L’histoire sans fin en extraits

“La passion de Bastien Balthasar Bux, c’était les livres. Qui n’a jamais passé un après-midi sur un livre, les oreilles en feu et les cheveux en bataille, à lire et lire encore, oublieux du monde alentour, insensible à la faim et au froid —
Qui n’a jamais lu en cachette, sous sa couverture, à la lueur d’une lampe de poche, parce qu’un père ou une mère ou quelque personne bien intentionnée avait éteint la lumière, dans l’idée louable que le moment était maintenant venu de dormir puisque demain il faudrait se lever tôt —
Qui n’a jamais versé, ouvertement ou en secret, des larmes amères en voyant se terminer une merveilleuse histoire et en sachant qu’il allait falloir prendre congé des êtres avec lesquels on avait partagé tant d’aventures, que l’on aimait et admirait, pour qui l’on avait tremblé et espéré, et sans la compagnie desquels la vie allait paraître vide et dénuée de sens —
Celui qui n’a pas fait lui-même l’expérience de tout cela ne comprendra visiblement pas le geste de Bastien.
Il regardait fixement le titre du livre et il se sentait alternativement bouillant et glacé. C’était bien là ce dont il avait tant de fois rêvé, ce qu’il souhaitait depuis le jour où la passion des livres s’était emparée de lui: une histoire qui ne finit jamais! Le livre des livres!
Il lui fallait ce livre, à n’importe quel prix!” (p. 14)

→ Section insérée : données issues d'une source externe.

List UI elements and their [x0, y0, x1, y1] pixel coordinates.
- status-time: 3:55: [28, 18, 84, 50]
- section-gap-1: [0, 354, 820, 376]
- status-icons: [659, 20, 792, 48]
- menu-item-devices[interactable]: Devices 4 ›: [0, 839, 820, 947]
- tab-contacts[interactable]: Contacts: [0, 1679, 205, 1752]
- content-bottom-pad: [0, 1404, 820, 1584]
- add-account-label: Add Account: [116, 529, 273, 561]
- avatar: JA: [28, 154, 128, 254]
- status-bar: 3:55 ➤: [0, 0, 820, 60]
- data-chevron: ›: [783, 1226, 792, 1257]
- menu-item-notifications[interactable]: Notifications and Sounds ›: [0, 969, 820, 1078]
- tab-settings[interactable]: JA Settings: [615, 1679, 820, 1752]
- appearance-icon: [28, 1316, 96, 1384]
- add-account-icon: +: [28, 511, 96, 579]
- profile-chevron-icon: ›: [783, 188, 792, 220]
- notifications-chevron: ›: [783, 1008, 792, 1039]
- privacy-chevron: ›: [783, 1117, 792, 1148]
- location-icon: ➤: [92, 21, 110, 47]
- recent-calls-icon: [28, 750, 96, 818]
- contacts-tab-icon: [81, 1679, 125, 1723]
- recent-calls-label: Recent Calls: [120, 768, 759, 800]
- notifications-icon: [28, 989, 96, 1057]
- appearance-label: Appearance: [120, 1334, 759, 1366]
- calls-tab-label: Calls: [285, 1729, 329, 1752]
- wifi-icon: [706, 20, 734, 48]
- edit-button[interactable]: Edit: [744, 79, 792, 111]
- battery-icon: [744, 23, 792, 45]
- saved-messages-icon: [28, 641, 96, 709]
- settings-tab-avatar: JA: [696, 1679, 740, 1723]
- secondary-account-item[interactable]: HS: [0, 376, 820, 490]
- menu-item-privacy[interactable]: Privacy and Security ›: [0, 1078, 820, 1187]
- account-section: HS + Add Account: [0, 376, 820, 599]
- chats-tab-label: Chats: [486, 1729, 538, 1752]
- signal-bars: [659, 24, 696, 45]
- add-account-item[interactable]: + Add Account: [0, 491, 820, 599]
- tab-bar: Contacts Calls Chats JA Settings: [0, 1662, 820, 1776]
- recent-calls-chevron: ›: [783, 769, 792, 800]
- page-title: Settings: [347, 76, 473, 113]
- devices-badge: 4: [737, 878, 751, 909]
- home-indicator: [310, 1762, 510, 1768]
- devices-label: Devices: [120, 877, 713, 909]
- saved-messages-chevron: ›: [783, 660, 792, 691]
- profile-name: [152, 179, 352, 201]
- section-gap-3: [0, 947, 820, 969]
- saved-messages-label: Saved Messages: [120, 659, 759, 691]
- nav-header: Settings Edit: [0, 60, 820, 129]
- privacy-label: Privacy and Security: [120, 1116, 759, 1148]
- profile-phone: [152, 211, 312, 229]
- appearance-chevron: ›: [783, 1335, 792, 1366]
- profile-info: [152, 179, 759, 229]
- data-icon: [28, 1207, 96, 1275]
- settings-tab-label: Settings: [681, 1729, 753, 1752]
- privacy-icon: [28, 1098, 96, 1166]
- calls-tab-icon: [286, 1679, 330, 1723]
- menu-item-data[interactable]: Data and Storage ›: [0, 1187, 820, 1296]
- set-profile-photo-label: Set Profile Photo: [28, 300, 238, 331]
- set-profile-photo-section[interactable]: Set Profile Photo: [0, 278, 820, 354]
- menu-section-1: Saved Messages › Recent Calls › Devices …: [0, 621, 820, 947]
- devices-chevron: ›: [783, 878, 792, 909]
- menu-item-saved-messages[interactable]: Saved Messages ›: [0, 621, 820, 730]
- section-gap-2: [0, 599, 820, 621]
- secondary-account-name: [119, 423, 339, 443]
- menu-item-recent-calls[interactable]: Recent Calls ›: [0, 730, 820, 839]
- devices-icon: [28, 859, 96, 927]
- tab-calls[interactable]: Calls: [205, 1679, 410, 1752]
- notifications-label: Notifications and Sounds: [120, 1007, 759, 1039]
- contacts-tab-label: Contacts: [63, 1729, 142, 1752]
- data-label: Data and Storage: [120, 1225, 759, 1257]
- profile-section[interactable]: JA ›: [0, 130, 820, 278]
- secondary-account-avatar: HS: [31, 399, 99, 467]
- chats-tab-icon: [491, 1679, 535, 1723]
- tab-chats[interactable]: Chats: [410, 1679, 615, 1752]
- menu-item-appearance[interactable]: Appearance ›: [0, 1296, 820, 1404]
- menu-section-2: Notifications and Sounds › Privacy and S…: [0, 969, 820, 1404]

“Bastien considéra le livre:
«Je voudrais bien savoir, se dit-il, ce qui se passe réellement dans un livre, tant qu’il est fermé. Il n’y a là, bien sûr, que des lettres imprimées sur du papier, et pourtant — il doit ben se passer quelque chose puisque, quand je l’ouvre, une histoire entière est là d’un seul coup. Il y a des personnages, que je ne connais pas encore, et il y a toutes les aventures, tous les exploits et les combats possibles — parfois surviennent des tempêtes, ou bien on se retrouve dans des villes et des pays étrangers. Tout cela est d’une façon ou d’une autre à l’intérieur du livre. Il faut le lire pour le vivre, c’est évident. Mais c’est déjà dans le livre, à l’avance. Je voudrais bien savoir comment.»” (p. 20)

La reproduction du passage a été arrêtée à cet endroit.